Poche incertezze, invece, sul quartetto di difesa tenendo conto anche della squalifica di Altobello che contro la Casertana sconta il secondo turno di squalifica rimediato dopo il “rosso” col Rieti. La coppia centrale sarà composta da Camilleri (1992, 13) e dal “gioiellino” Malberti (1998, 4): quest’ultimo è la vera rivelazione della stagione calabrese ed ha soppiantato nelle “gerarchie” il più esperto Silvestri (1993, 5) costretto a sedersi in panchina per quasi tutta la stagione dopo essere partito come titolare indiscusso. Nessun dubbio, poi, sulle corsie esterne che saranno presidiate dagli ex falchetti Finizio (1992, 7) e Tito (1993, 3). Partiranno dalla panchina anche Maciucca (1996, 26) e Franchino (1991, 2), con quest’ultimo che nella stagione ha all’attivo una splendida rete su punizione in occasione del confronto interno con la Juve Stabia.

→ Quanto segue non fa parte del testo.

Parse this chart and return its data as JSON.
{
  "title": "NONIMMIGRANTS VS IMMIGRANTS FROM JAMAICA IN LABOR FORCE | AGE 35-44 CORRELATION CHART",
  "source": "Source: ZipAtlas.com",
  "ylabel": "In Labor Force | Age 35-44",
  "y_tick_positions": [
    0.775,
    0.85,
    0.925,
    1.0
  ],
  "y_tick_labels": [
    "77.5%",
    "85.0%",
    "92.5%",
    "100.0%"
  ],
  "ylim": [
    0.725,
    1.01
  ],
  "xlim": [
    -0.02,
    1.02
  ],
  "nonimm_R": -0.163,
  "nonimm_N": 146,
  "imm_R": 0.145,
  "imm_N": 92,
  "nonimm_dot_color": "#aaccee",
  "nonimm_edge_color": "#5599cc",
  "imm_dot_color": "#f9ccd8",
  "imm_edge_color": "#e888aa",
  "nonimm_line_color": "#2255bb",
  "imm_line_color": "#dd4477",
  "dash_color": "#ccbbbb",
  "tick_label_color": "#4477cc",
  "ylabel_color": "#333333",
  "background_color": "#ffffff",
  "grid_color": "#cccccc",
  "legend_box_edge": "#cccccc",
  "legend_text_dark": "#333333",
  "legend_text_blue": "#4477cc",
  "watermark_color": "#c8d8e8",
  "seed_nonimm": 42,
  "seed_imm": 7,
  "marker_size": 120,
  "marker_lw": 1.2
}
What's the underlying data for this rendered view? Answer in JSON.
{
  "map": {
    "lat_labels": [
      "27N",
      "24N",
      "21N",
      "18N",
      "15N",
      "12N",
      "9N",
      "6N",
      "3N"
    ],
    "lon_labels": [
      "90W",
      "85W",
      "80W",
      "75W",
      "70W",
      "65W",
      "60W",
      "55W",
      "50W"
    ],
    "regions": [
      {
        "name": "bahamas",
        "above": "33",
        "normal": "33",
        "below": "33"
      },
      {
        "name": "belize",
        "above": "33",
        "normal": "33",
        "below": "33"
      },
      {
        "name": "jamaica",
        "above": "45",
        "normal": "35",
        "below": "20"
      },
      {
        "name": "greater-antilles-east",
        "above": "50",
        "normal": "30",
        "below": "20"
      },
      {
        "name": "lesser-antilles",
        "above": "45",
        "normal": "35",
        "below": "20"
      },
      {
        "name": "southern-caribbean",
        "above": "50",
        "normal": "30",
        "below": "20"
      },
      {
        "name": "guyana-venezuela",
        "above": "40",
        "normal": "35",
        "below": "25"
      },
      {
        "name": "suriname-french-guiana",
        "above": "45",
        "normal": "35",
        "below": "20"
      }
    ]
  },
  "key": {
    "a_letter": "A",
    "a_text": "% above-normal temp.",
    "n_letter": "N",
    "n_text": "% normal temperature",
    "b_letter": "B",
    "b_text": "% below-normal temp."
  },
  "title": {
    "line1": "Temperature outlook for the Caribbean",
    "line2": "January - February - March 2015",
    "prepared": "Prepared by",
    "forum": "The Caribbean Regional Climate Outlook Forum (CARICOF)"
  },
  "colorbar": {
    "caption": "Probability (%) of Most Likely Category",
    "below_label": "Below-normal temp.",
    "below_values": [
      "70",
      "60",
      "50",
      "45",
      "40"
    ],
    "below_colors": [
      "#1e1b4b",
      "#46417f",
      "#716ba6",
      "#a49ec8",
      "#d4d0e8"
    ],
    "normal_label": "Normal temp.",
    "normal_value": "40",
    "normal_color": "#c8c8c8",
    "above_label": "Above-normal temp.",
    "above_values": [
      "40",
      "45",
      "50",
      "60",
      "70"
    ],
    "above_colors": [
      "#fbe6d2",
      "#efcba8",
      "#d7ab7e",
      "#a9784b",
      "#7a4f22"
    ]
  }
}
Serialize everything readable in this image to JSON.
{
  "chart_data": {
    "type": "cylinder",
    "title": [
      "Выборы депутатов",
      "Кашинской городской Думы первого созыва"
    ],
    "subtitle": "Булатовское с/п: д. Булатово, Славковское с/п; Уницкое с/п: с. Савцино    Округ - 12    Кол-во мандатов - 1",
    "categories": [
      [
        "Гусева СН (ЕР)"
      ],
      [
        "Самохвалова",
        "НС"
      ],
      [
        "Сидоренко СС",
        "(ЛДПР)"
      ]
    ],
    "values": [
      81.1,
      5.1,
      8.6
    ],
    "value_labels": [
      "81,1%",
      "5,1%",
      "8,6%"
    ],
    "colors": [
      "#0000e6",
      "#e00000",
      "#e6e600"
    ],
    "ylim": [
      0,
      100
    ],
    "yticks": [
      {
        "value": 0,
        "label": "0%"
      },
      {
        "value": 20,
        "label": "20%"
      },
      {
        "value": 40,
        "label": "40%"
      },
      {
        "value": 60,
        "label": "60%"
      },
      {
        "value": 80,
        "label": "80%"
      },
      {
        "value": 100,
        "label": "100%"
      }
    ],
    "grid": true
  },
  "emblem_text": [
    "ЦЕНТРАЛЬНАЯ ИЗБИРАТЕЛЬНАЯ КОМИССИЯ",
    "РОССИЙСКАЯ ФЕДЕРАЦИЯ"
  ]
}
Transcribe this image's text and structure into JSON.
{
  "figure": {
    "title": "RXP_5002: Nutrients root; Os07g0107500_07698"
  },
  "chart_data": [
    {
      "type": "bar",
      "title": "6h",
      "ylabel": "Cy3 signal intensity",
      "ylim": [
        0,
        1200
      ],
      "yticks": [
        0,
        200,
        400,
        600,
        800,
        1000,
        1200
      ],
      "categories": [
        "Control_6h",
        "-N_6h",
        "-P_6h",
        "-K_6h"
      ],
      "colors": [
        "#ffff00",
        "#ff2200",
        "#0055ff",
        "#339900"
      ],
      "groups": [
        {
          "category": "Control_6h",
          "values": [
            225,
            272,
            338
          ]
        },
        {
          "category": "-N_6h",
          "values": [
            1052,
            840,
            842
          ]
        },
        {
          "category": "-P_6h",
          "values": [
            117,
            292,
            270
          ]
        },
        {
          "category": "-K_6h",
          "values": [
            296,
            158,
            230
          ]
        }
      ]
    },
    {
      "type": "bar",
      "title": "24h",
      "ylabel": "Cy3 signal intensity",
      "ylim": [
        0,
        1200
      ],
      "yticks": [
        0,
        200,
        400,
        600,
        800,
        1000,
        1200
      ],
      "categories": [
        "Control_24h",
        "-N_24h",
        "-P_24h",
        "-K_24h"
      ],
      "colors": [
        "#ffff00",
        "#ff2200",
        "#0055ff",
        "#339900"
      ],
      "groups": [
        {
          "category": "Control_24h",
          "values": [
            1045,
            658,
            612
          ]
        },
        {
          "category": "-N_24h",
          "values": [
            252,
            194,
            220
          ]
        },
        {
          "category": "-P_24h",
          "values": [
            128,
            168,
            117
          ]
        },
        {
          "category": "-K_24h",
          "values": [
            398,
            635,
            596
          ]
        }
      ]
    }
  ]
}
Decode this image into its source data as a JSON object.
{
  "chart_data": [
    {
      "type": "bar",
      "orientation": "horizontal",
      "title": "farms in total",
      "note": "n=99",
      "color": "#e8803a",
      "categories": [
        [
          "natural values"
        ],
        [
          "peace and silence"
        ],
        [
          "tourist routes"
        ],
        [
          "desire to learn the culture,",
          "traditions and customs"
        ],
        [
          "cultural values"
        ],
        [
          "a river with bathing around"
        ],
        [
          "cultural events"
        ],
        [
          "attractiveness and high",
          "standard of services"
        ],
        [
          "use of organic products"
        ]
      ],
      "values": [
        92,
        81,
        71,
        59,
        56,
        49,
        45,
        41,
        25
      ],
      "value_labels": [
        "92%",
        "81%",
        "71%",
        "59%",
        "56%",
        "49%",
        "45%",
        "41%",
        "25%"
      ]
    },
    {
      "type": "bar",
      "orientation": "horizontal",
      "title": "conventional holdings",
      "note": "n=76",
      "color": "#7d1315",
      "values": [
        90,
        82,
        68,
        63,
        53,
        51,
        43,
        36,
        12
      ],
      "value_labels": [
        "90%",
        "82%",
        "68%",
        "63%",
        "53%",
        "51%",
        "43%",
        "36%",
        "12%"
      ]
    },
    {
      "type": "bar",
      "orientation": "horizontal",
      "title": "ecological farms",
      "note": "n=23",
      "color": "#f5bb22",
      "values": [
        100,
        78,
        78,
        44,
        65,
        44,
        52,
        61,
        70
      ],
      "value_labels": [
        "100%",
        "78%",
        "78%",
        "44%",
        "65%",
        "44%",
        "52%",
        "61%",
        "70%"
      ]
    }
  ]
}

Nel pacchetto di mediana tutto “ruota” attorno a capitan Obodo (1985, 8), l’elemento più utilizzato nell’organico calabrese: 2430′ all’attivo tra Coppa e campionato e solo una assenza in occasione della gara con i giovanissimi del Matera in cui lo staff tecnico lo fece rifiatare. A destra dovrebbe ritrovare una maglia da titolare il napoletano Prezioso (1996, 6) che nell’ultima gara con la Sicula Leonzio ha lasciato spazio a Collodel (1998, 15); dall’altra parte il lecchese Scaccabarozzi (1994, 23), altro elemento a cui Orlandi ha garantito finora un ampio “minutaggio” in campionato.

Nel terzetto offensivo (due trequartisti oltre che la punta centrale) sono in cinque a giocarsi le tre maglie da titolare. Difficile vedere in campo sin dal primo minuto il giovane Rezzi (1999, 14), talentuoso trequartista “scuola Lazio” arrivato a gennaio a titolo definitivo dal club romano e che nell’ultimo turno ha fatto il suo esordio in maglia rossoblù nelle battute finali dell’incontro. Discorso simile per Cani (1989, 9): l’attaccante di origini albanesi ha rappresentato un vero e proprio “colpo” nel mercato della scorsa estate. Fatto sta che Orlandi gli ha riservato un impiego davvero risicato a dispetto delle due reti siglate in campionato (l’ultima, decisiva, contro il Potenza). Anche contro la Sicula Leonzio, nonostante l’assenza per squalifica di Bubas (che resterà fuori anche contro la Casertana), è rimasto in panchina in attesa di tempi migliori.

A questo punto alle spalle di Taurino (altro ex falchetto classe 1995, 20, cannoniere della Vibonese con nove reti messe a segno) dovrebbero giostrare l’italo-argentino Melillo (1993, 17) ed il napoletano Allegretti (1992, 10) tornato in campo a metà stagione dopo un infortunio al ginocchio che lo ha tenuto ai “box” nella prima parte del campionato. Pronto all’occorrenza il giovane attaccante Filogamo (1998, 30) arrivato in prestito a gennaio dal Benevento.